Nurses in the Northern Health region have been told during the past year not to confiscate patients’ drugs or weapons, according to a leaked memo obtained by the B.C. United party.
The advice was in response to the province’s decriminalization experiment, which has resulted in an increase in patients who possess or use drugs while in hospital, according to the memo.
While the Ministry of Health disputes that the memo amounts to an acceptance of illicit drug use in hospitals, the B.C. Nurses Union said the reality is patients are using drugs in hospitals across the province, which is putting nurses at risk.
“This is becoming a widespread issue of significant magnitude,” Adriane Gear told Postmedia News. Gear said she recently talked to a nurse who was exposed twice in a week to smoke from illicit drugs.
B.C. United health critic Shirley Bond grilled B.C. NDP cabinet ministers over the memo during question period on Wednesday, saying it is evidence the government’s decriminalization policy has created a “free for all” in B.C. hospitals that is exposing health-care staff to illicit substances.
“There are reports of meth being smoked in a unit just hours after the birth of a newborn baby,” Bond said. “How many more nurses have to be put at risk and infants exposed to illicit hard drugs in our hospitals before the premier puts an end to this reckless decriminalization experiment?”
The party heard from an Island Health nurse who returned to work after maternity leave and was exposed to the smoke from illicit drugs, said B.C. United addictions critic Elenore Sturko. The exposure was so severe, she needed emergency care and was advised to stop breast feeding her infant, Sturko said.
The memo, sent to staff at the G.R. Baker Memorial Hospital in Quesnel on July 7, 2023, says that in light of the province’s decriminalization policy — which applies to anyone in possession of 2.5 grams or less of heroin, fentanyl, cocaine, methamphetamine or MDMA — “staff should not be searching a patient’s personal belongings and taking away or holding onto their substances.”
“Staff DO NOT remove personal items from the patient’s room, even if there is a knife or something considered as a weapon under [four inches] long,” the memo reads. “We use our best professional judgment on this and risk of violence factors. The patient is asked to lock it up or ask someone to bring it home for them.”
Nurses were told not to remove substances, vape pens, pipes or other drug paraphernalia.
The memo also states, “We do not restrict visitors if we suspect patients are bringing in substances. Only restrict if they are violent, intoxicated or posing a problem. We don’t restrict if they’re dropping off substances or suspect [sic] of the same.”
The memo stresses that nurses are not law enforcement and “we have never been responsible for ensuring patients/clients are not in possession of unlawful substances.”
The memo also states that staff will not be supplied with needlestick-proof gloves because they should not be going through patients’ belongings.
Staff were warned that it is illegal to go through patients’ belongings, and they could face possible charges and discipline.
The memo advises staff not to call the RCMP or security staff to go through a patient’s belongings.
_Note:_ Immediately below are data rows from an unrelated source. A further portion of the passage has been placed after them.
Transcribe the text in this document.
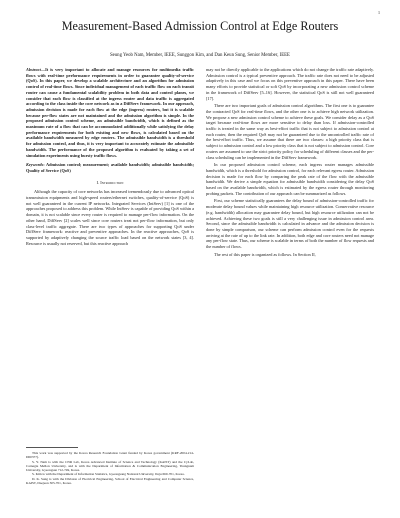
1
Measurement-Based Admission Control at Edge Routers
Seung Yeob Nam, Member, IEEE, Sunggon Kim, and Dan Keun Sung, Senior Member, IEEE
Abstract—It is very important to allocate and manage resources for multimedia traffic flows with real-time performance requirements in order to guarantee quality-of-service (QoS). In this paper, we develop a scalable architecture and an algorithm for admission control of real-time flows. Since individual management of each traffic flow on each transit router can cause a fundamental scalability problem in both data and control planes, we consider that each flow is classified at the ingress router and data traffic is aggregated according to the class inside the core network as in a DiffServ framework. In our approach, admission decision is made for each flow at the edge (ingress) routers, but it is scalable because per-flow states are not maintained and the admission algorithm is simple. In the proposed admission control scheme, an admissible bandwidth, which is defined as the maximum rate of a flow that can be accommodated additionally while satisfying the delay performance requirements for both existing and new flows, is calculated based on the available bandwidth measured by edge routers. The admissible bandwidth is a threshold for admission control, and thus, it is very important to accurately estimate the admissible bandwidth. The performance of the proposed algorithm is evaluated by taking a set of simulation experiments using bursty traffic flows.
Keywords: Admission control; measurement; available bandwidth; admissible bandwidth; Quality of Service (QoS)
I. Introduction

Although the capacity of core networks has increased tremendously due to advanced optical transmission equipments and high-speed routers/ethernet switches, quality-of-service (QoS) is not well guaranteed in the current IP networks. Integrated Services (IntServ) [1] is one of the approaches proposed to address this problem. While IntServ is capable of providing QoS within a domain, it is not scalable since every router is required to manage per-flow information. On the other hand, DiffServ [2] scales well since core routers treat not per-flow information, but only class-level traffic aggregate. There are two types of approaches for supporting QoS under DiffServ framework: reactive and preventive approaches. In the reactive approaches, QoS is supported by adaptively changing the source traffic load based on the network states [3, 4]. Resource is usually not reserved, but this reactive approach

This work was supported by the Korea Research Foundation Grant funded by Korea government (KRF-2004-214-D00377).

S. Y. Nam is with the CNR Lab, Korea Advanced Institute of Science and Technology (KAIST) and the CyLab, Carnegie Mellon University, and is with the Department of Information & Communication Engineering, Yeungnam University, Gyeongsan 712-749, Korea.

S. Kim is with the Department of Information Statistics, Gyeongsang National University, Jinju 660-701, Korea.

D. K. Sung is with the Division of Electrical Engineering, School of Electrical Engineering and Computer Science, KAIST, Daejeon 305-701, Korea.

may not be directly applicable to the applications which do not change the traffic rate adaptively. Admission control is a typical preventive approach. The traffic rate does not need to be adjusted adaptively in this case and we focus on this preventive approach in this paper. There have been many efforts to provide statistical or soft QoS by incorporating a new admission control scheme in the framework of DiffServ [5–16]. However, the statistical QoS is still not well guaranteed [17].

There are two important goals of admission control algorithms. The first one is to guarantee the contracted QoS for real-time flows, and the other one is to achieve high network utilization. We propose a new admission control scheme to achieve these goals. We consider delay as a QoS target because real-time flows are more sensitive to delay than loss. If admission-controlled traffic is treated in the same way as best-effort traffic that is not subject to admission control at each router, then the required QoS may not be guaranteed due to the uncontrolled traffic rate of the best-effort traffic. Thus, we assume that there are two classes: a high priority class that is subject to admission control and a low priority class that is not subject to admission control. Core routers are assumed to use the strict priority policy for scheduling of different classes and the per-class scheduling can be implemented in the DiffServ framework.

In our proposed admission control scheme, each ingress router manages admissible bandwidth, which is a threshold for admission control, for each relevant egress router. Admission decision is made for each flow by comparing the peak rate of the flow with the admissible bandwidth. We derive a simple equation for admissible bandwidth considering the delay QoS based on the available bandwidth, which is estimated by the egress router through monitoring probing packets. The contribution of our approach can be summarized as follows.

First, our scheme statistically guarantees the delay bound of admission-controlled traffic for moderate delay bound values while maintaining high resource utilization. Conservative resource (e.g. bandwidth) allocation may guarantee delay bound, but high resource utilization can not be achieved. Achieving these two goals is still a very challenging issue in admission control area. Second, since the admissible bandwidth is calculated in advance and the admission decision is done by simple comparison, our scheme can perform admission control even for the requests arriving at the rate of up to the link rate. In addition, both edge and core routers need not manage any per-flow state. Thus, our scheme is scalable in terms of both the number of flow requests and the number of flows.

The rest of this paper is organized as follows. In Section II,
“Police are only called for gunshot wounds and stabbings and related concerns. We can offer to lock up items for patients instead if they wish to do so.”
Gear said she has heard concerns about open drug use from nurses at hospitals across Vancouver Island and in the Interior.
For example, Gear said the maternity ward of Victoria General Hospital is now equipped with a special device to detect harmful particulate matter such as smokable drugs. A light goes off to warn health care staff that potentially harmful substances are in the air so they can wear a respirator for protection.
The Ministry of Health said in a statement the Northern Health staff member who sent the memo should have “reconsidered” how it was phrased. The staff member was offering guidance but that doesn’t reflect official health authority policy.
The ministry said the possession and use of controlled substances is “prohibited for all clients in emergency departments, any unit where clients under the age of 18 are present, inpatient psychiatric units and inpatient withdrawal units.”
“Staff will collaborate with the client and other clinical staff to develop and implement a culturally safe, trauma informed and harm-reduction-based plan of care, including providing information on where clients may safely use substances,” the ministry said.
Health Minister Adrian Dix said during question period it’s “absolutely unacceptable” for people to have weapons in public hospitals and stressed that the government has taken steps to improve the safety of health-care staff, including by hiring 230 security guards at health-care sites across the province.
Mental Health and Addictions Minister Jennifer Whiteside defended the government’s decriminalization approach, saying ending it “won’t save a single life, not a single life.”
Sturko said Whiteside should allow crystal meth smoking in her office so she can “experience what health-care workers are facing in their workplace every single day.”
Gear stressed that the union and nurses support harm reduction for patients.
“We want to provide quality, trauma-informed, culturally appropriate care to our patients,” she said.
“But it can’t be at the cost of nurses’ safety.”